Cuando llegó a la finca aparcó el tractor y entró en el cobertizo pequeño. Se acercó al coche y tiró con fuerza de la lona que lo cubría hasta que quedó al descubierto: un biplaza azul del 71 con asientos en piel color marfil y salpicadero de madera. Santi arqueó los labios y asintió satisfecho. El trasto de su padre estaba razonablemente limpio para los meses que hacía que no lo usaba, pero había que comprobar que la batería funcionase. Buscó en el bolsillo del mono la llave que había cogido por la mañana, y lo abrió.
Hacía tanto que no entraba en él que todo parecía haberse reducido como en el país de las maravillas. Se arrellanó con suavidad en el asiento del conductor, y puso una mano en el volante y la otra en el cambio. Para ajustar el asiento tuvo que introducir la llave en el contacto.

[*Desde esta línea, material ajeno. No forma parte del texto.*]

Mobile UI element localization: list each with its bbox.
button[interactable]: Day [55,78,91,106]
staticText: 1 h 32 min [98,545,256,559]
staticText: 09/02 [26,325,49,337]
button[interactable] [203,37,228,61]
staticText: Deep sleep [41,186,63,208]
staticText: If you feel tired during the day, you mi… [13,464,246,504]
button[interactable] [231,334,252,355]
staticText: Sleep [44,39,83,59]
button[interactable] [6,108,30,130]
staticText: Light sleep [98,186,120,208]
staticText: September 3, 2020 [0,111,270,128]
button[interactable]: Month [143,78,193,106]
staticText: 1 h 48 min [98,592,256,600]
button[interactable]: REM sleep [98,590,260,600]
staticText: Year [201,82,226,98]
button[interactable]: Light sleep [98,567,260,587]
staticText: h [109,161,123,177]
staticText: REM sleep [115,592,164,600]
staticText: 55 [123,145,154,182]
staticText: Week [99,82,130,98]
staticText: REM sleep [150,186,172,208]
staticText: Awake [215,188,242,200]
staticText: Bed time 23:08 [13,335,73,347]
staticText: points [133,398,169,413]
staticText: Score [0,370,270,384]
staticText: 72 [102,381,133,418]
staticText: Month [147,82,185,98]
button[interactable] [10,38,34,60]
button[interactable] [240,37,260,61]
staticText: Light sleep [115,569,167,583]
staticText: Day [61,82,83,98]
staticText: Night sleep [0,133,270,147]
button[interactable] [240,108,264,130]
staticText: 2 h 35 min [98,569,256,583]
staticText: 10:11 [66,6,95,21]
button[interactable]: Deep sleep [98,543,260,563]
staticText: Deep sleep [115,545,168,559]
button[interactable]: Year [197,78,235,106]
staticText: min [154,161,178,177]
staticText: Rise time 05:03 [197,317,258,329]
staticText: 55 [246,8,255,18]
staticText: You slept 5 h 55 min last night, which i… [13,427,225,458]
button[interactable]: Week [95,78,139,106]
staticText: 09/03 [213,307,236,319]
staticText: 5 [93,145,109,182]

Luego extendió los brazos y se relajó con la cabeza apoyada en el respaldo. Incluso para su metro ochenta y ocho, y los ciento cinco kilos, el habitáculo era cómodo. Entonces intentó ponerlo en marcha y el coche respondió a la primera. Eso le arrancó una amplia sonrisa y se sintió el dueño del mundo. Ahora era sólo suyo.
Se imaginó llegando a Puigcerdà en el coche, conduciendo la joya del viejo por primera vez, y notó cómo la boca se le hacía agua. Se sentía como si le faltase espacio en su enorme cuerpo, igual que cuando compraron el John Deere grande algunos años atrás. En aquella época también pensaba en ir con él a todas partes, como cuando lo llevó hasta el aparcamiento de Puigcerdà y querían multarle por ocupar tres plazas con el tractor. Decidió que el domingo también cogería el Mercedes para ir a La Seu, donde tenía cita con el abogado. Así dejaría bien claro a todo el mundo que había un nuevo Bernat al mando.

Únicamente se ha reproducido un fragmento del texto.